Characterization of a synthetic peptide mimicking trypsin-cleavage site of rotavirus VP4.

A synthetic peptide corresponding to the trypsin cleavage site on the 84 k protein of bovine rotavirus was synthesized (VP4-peptide). This synthetic peptide could be cleaved by trypsin and therefore possessed the enzyme binding site present on the authentic protein. Further proof that this peptide mimicks the authentic trypsin cleavage site was the specific reaction of anti-peptide serum with the 84 k protein. The reaction of anti-peptide serum with infectious virus neutralized infectivity thereby supporting the biological importance of this site.
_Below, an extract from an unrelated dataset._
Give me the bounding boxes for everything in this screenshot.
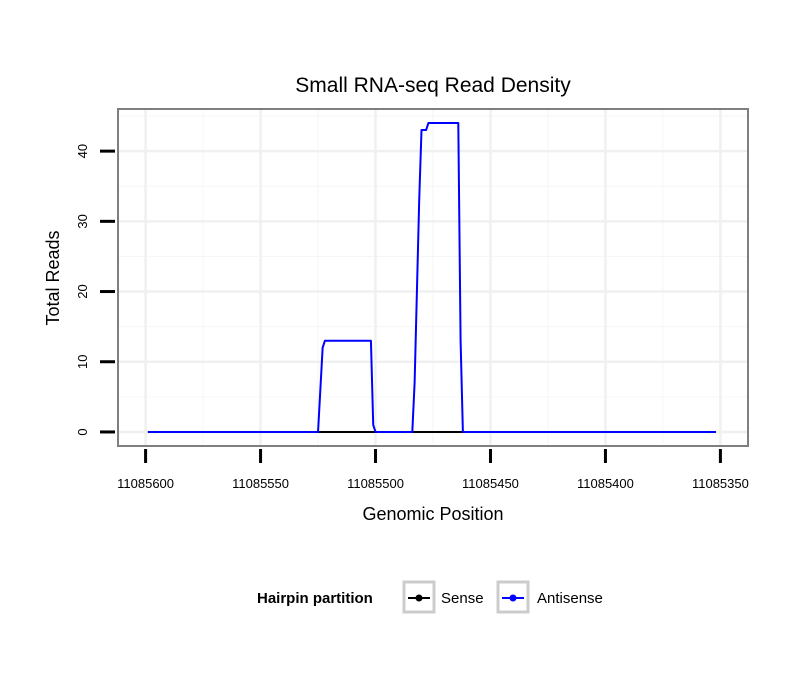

Another interesting characteristic of this peptide was its ability to bind to the nucleocapsid protein resulting in a laddering effect on the nucleocapsid monomer (45 k), dimer (90 k) and trimer (135 k) [Gorzilia et al., J. Gen. Virol. 66, 1889-1900 (1985); Sabara et al., J. Virol. 53, 58-66 (1985); Sabara et al., J. Gen. Virol. 67, 201-212 (1986)]. Definitive proof of binding was provided by the fact that the increments in the ladder corresponded to the molecular weight of the synthetic peptide and that anti-peptide serum specifically reacted with the ladder formations. The laddering of the nucleocapsid could be eliminated by incubation with trypsin thus further supporting the formation of a synthetic peptide-nucleocapsid complex. Due to the ability of the peptide to bind to trypsin and to the nucleocapsid protein its biological activity was investigated. It appeared that increasing concentrations of the peptide reduced the rate of virus plaque formation, thereby suggesting that virus replication was inhibited. These results illustrate two features of this synthetic peptide which warrant further investigation; (1) its capacity to mimic an enzyme cleavage site and, (2) its ability to complex tightly to another protein. In protection-challenge experiments performed using a murine model, animals immunized with VP4-peptide provided protection passively, to neonates suckling on the immune dams, against a virulent rotavirus. The potential applications of this peptide in rotavirus diagnosis, therapy and synthetic peptides based vaccine is discussed.